Here you can find the meaning of Directors: In a particular city only two products X and Y were sold. Their demand (D) and price (P) varied from 2008 to 2015 as the income (I) of the residents of the city.An economist entered this city and calculated -Own price elasticity (PE) of product which was the change in demand of the product by change in price of the productIncome elasticity (IE) of product which was the change in demand of the product by change in the incomeCross price elasticity (CE) of product which was the change in demand of the product by change in price of the other productQ. What is the own price elasticity and income elasticity for X for 2010-11?a)-5.0, -0.10b)-1.0, -0.20c)-4.0, -0.30d)-6.0, -0.40Correct answer is option 'A'. Can you explain this answer? defined & explained in the simplest way possible. Besides giving the explanation of
Directors: In a particular city only two products X and Y were sold.
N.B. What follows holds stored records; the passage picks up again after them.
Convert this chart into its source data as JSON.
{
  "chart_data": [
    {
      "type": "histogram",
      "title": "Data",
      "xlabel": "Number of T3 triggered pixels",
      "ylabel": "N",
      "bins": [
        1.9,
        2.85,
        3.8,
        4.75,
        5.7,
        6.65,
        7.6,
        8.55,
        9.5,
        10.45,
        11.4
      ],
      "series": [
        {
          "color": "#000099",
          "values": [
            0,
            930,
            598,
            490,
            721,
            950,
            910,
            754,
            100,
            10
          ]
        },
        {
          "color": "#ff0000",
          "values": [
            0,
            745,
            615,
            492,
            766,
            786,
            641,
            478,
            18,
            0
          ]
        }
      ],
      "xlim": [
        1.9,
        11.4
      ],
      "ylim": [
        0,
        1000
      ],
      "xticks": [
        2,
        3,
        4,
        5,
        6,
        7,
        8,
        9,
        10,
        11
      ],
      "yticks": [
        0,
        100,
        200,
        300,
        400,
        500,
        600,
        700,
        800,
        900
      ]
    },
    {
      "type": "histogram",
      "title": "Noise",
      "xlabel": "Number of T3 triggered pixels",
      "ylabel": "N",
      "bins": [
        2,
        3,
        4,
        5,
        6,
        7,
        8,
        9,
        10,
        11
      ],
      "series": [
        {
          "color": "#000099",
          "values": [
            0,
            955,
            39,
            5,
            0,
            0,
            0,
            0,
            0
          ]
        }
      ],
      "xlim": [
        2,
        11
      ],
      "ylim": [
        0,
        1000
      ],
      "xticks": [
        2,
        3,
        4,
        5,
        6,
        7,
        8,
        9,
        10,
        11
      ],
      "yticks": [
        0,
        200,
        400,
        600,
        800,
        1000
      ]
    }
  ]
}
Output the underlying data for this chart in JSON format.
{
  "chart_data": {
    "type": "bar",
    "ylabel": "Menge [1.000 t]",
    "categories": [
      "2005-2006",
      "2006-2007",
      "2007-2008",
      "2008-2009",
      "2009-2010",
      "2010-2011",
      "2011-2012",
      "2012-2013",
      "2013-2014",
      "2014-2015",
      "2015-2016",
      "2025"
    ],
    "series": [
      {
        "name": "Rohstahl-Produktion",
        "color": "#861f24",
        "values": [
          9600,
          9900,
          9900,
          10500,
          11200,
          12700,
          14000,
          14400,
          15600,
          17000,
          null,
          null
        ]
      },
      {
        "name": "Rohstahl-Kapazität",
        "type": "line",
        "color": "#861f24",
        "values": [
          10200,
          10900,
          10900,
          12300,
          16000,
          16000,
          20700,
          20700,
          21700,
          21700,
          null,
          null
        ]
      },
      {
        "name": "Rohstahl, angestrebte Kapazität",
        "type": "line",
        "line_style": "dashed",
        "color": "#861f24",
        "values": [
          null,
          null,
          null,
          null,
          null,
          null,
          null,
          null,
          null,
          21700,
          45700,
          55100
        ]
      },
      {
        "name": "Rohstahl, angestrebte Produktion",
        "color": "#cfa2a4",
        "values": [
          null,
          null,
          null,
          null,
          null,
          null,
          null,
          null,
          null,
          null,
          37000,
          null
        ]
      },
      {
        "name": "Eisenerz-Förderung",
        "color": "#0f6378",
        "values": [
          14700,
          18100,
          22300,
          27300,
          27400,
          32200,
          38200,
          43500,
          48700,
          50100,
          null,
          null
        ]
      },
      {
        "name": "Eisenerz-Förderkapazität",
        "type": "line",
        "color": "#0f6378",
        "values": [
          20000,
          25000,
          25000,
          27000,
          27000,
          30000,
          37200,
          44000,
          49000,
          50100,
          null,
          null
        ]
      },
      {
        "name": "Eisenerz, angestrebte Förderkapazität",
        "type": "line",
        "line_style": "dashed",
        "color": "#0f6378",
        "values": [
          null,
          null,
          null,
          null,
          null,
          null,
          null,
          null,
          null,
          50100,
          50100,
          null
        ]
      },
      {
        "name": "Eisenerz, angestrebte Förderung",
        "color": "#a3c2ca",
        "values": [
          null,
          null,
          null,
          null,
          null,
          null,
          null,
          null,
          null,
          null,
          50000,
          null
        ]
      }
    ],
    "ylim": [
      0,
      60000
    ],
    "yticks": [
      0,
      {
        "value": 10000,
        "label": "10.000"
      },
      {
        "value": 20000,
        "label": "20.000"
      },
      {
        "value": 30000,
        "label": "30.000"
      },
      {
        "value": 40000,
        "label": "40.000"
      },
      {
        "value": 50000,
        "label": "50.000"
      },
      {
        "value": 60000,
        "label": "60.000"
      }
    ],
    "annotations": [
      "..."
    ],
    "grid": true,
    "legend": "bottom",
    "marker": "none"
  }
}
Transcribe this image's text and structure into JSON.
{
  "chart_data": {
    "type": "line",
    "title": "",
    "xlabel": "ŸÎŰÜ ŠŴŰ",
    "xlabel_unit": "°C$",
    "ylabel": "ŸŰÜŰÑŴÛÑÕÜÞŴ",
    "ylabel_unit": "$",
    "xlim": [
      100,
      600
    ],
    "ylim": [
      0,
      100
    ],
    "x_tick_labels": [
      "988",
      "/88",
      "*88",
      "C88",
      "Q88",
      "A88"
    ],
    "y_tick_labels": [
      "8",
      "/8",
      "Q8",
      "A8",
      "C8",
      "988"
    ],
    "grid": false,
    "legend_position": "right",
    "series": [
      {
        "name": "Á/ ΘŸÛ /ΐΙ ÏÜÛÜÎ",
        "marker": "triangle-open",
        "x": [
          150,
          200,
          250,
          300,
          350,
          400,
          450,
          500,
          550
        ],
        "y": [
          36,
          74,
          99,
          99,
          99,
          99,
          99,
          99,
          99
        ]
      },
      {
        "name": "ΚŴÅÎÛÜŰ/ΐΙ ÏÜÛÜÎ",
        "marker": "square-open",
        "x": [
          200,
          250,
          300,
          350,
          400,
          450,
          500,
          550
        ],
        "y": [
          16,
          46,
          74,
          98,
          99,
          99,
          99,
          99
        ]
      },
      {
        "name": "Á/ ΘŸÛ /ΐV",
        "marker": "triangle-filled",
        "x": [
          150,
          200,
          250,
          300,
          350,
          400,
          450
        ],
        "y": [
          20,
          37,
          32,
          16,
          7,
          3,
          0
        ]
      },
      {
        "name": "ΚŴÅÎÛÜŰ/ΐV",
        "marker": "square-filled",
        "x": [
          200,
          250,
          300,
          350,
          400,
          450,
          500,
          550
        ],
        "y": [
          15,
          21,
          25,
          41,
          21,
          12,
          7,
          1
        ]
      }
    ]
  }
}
Their demand (D) and price (P) varied from 2008 to 2015 as the income (I) of the residents of the city.An economist entered this city and calculated -Own price elasticity (PE) of product which was the change in demand of the product by change in price of the productIncome elasticity (IE) of product which was the change in demand of the product by change in the incomeCross price elasticity (CE) of product which was the change in demand of the product by change in price of the other productQ. What is the own price elasticity and income elasticity for X for 2010-11?a)-5.0, -0.10b)-1.0, -0.20c)-4.0, -0.30d)-6.0, -0.40Correct answer is option 'A'. Can you explain this answer?, a detailed solution for Directors: In a particular city only two products X and Y were sold. Their demand (D) and price (P) varied from 2008 to 2015 as the income (I) of the residents of the city.An economist entered this city and calculated -Own price elasticity (PE) of product which was the change in demand of the product by change in price of the productIncome elasticity (IE) of product which was the change in demand of the product by change in the incomeCross price elasticity (CE) of product which was the change in demand of the product by change in price of the other productQ. What is the own price elasticity and income elasticity for X for 2010-11?a)-5.0, -0.10b)-1.0, -0.20c)-4.0, -0.30d)-6.0, -0.40Correct answer is option 'A'. Can you explain this answer? has been provided alongside types of Directors: In a particular city only two products X and Y were sold. Their demand (D) and price (P) varied from 2008 to 2015 as the income (I) of the residents of the city.An economist entered this city and calculated -Own price elasticity (PE) of product which was the change in demand of the product by change in price of the productIncome elasticity (IE) of product which was the change in demand of the product by change in the incomeCross price elasticity (CE) of product which was the change in demand of the product by change in price of the other productQ. What is the own price elasticity and income elasticity for X for 2010-11?a)-5.0, -0.10b)-1.0, -0.20c)-4.0, -0.30d)-6.0, -0.40Correct answer is option 'A'. Can you explain this answer? theory, EduRev gives you an
ample number of questions to practice Directors: In a particular city only two products X and Y were sold. Their demand (D) and price (P) varied from 2008 to 2015 as the income (I) of the residents of the city.An economist entered this city and calculated -Own price elasticity (PE) of product which was the change in demand of the product by change in price of the productIncome elasticity (IE) of product which was the change in demand of the product by change in the incomeCross price elasticity (CE) of product which was the change in demand of the product by change in price of the other productQ. What is the own price elasticity and income elasticity for X for 2010-11?a)-5.0, -0.10b)-1.0, -0.20c)-4.0, -0.30d)-6.0, -0.40Correct answer is option 'A'. Can you explain this answer? tests, examples and also practice CAT tests.